High-Tech Will Go High-Tax Under Obama's Plan, Industry Says

By Kevin Fayle on May 05, 2009 | Last updated on March 21, 2019

The technology industry is up in arms over President Barack Obama's plans to roll back some of the tax protections for companies that enjoy the benefit of lower tax rates on profits earned outside the United States.

Tech giants Hewlett-Packard Co., IBM Corp., Cisco Systems Inc., Microsoft Corp. and Google Inc. each saved more than $1 billion through lower foreign tax rates last year, for a total tax benefit of $7.4 billion.
By keeping profits outside the US, companies can pay the lower tax rates of the countries they invest in rather than the higher rates in the US.  President Obama's plan seeks to tax at least a portion of the money that companies keep overseas.

High-tech companies, while certainly not the only companies who inured a benefit from the current tax scheme, have been increasingly expanding overseas, and see the foreign markets as essential to the industry's continued growth.

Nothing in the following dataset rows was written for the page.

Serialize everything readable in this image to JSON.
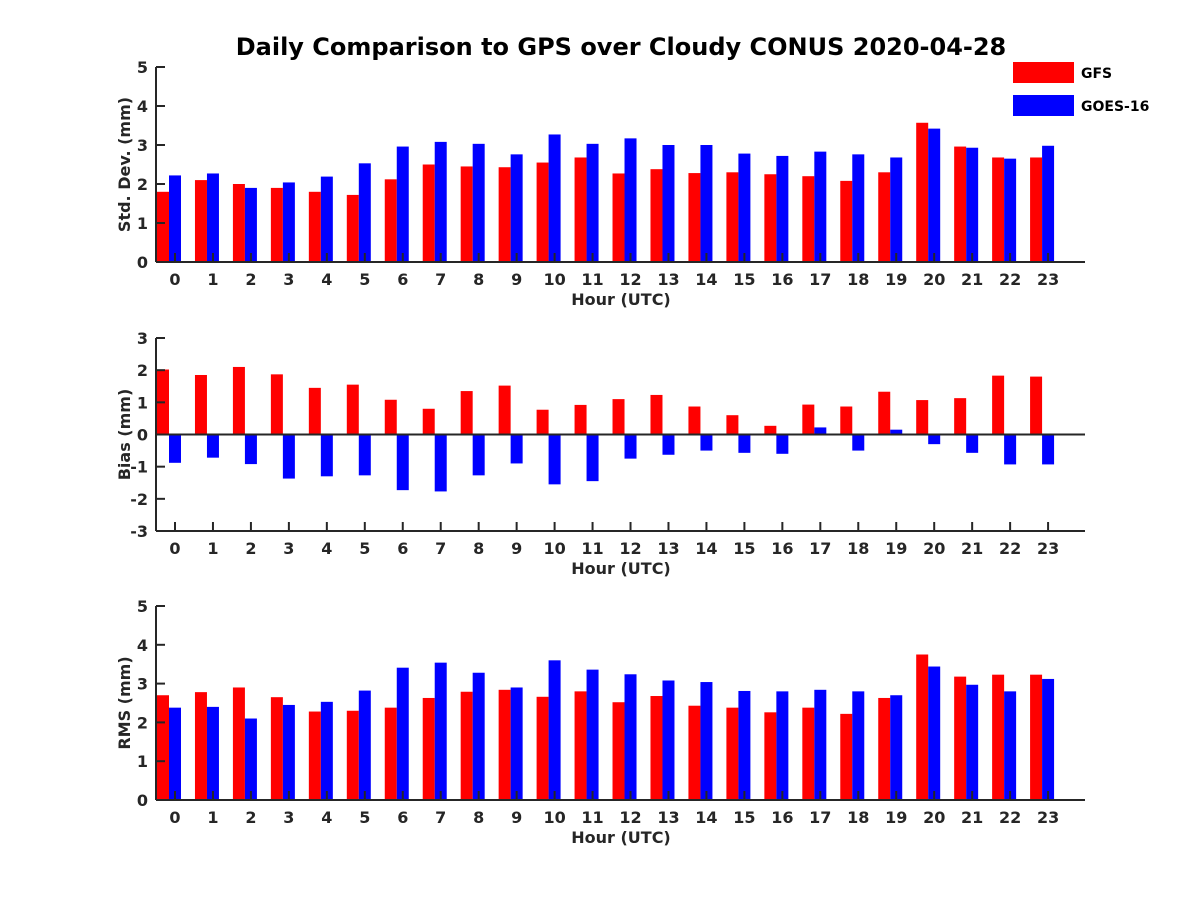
{
  "title": "Daily Comparison to GPS over Cloudy CONUS 2020-04-28",
  "legend": [
    {
      "name": "GFS",
      "color": "#ff0000"
    },
    {
      "name": "GOES-16",
      "color": "#0000ff"
    }
  ],
  "chart_data": [
    {
      "type": "bar",
      "ylabel": "Std. Dev. (mm)",
      "xlabel": "Hour (UTC)",
      "ylim": [
        0,
        5
      ],
      "yticks": [
        0,
        1,
        2,
        3,
        4,
        5
      ],
      "categories": [
        "0",
        "1",
        "2",
        "3",
        "4",
        "5",
        "6",
        "7",
        "8",
        "9",
        "10",
        "11",
        "12",
        "13",
        "14",
        "15",
        "16",
        "17",
        "18",
        "19",
        "20",
        "21",
        "22",
        "23"
      ],
      "series": [
        {
          "name": "GFS",
          "values": [
            1.8,
            2.1,
            2.0,
            1.9,
            1.8,
            1.72,
            2.12,
            2.5,
            2.45,
            2.43,
            2.55,
            2.68,
            2.27,
            2.38,
            2.28,
            2.3,
            2.25,
            2.2,
            2.08,
            2.3,
            3.57,
            2.96,
            2.68,
            2.68
          ]
        },
        {
          "name": "GOES-16",
          "values": [
            2.22,
            2.27,
            1.9,
            2.04,
            2.19,
            2.53,
            2.96,
            3.08,
            3.03,
            2.76,
            3.27,
            3.03,
            3.17,
            3.0,
            3.0,
            2.78,
            2.72,
            2.83,
            2.76,
            2.68,
            3.42,
            2.93,
            2.65,
            2.98
          ]
        }
      ]
    },
    {
      "type": "bar",
      "ylabel": "Bias (mm)",
      "xlabel": "Hour (UTC)",
      "ylim": [
        -3,
        3
      ],
      "yticks": [
        -3,
        -2,
        -1,
        0,
        1,
        2,
        3
      ],
      "categories": [
        "0",
        "1",
        "2",
        "3",
        "4",
        "5",
        "6",
        "7",
        "8",
        "9",
        "10",
        "11",
        "12",
        "13",
        "14",
        "15",
        "16",
        "17",
        "18",
        "19",
        "20",
        "21",
        "22",
        "23"
      ],
      "series": [
        {
          "name": "GFS",
          "values": [
            2.02,
            1.85,
            2.1,
            1.87,
            1.45,
            1.55,
            1.08,
            0.8,
            1.35,
            1.52,
            0.77,
            0.92,
            1.1,
            1.23,
            0.87,
            0.6,
            0.27,
            0.93,
            0.87,
            1.33,
            1.07,
            1.13,
            1.83,
            1.8
          ]
        },
        {
          "name": "GOES-16",
          "values": [
            -0.88,
            -0.72,
            -0.92,
            -1.37,
            -1.3,
            -1.27,
            -1.73,
            -1.77,
            -1.27,
            -0.9,
            -1.55,
            -1.45,
            -0.75,
            -0.63,
            -0.5,
            -0.57,
            -0.6,
            0.22,
            -0.5,
            0.15,
            -0.3,
            -0.57,
            -0.93,
            -0.93
          ]
        }
      ]
    },
    {
      "type": "bar",
      "ylabel": "RMS (mm)",
      "xlabel": "Hour (UTC)",
      "ylim": [
        0,
        5
      ],
      "yticks": [
        0,
        1,
        2,
        3,
        4,
        5
      ],
      "categories": [
        "0",
        "1",
        "2",
        "3",
        "4",
        "5",
        "6",
        "7",
        "8",
        "9",
        "10",
        "11",
        "12",
        "13",
        "14",
        "15",
        "16",
        "17",
        "18",
        "19",
        "20",
        "21",
        "22",
        "23"
      ],
      "series": [
        {
          "name": "GFS",
          "values": [
            2.7,
            2.78,
            2.9,
            2.65,
            2.28,
            2.3,
            2.38,
            2.63,
            2.79,
            2.84,
            2.66,
            2.8,
            2.52,
            2.68,
            2.43,
            2.38,
            2.26,
            2.38,
            2.22,
            2.63,
            3.75,
            3.18,
            3.23,
            3.23
          ]
        },
        {
          "name": "GOES-16",
          "values": [
            2.38,
            2.4,
            2.1,
            2.45,
            2.53,
            2.82,
            3.41,
            3.54,
            3.28,
            2.9,
            3.6,
            3.36,
            3.24,
            3.08,
            3.04,
            2.81,
            2.8,
            2.84,
            2.8,
            2.7,
            3.44,
            2.97,
            2.8,
            3.12
          ]
        }
      ]
    }
  ]
}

Carl Guardino, chief executive of Silicon Valley Leadership Group, says that these expanding markets create additional revenue, which the companies can then use to create job opportunities back in the US.  Without the tax benefits, however, Guardino sees the overseas opportunities diminishing as American high-tech companies would be forced to operate at a competitive disadvantage.

This would prevent the companies from broadening their domestic payrolls, according to Guardino, which goes against the Obama plan's stated goal of job creation.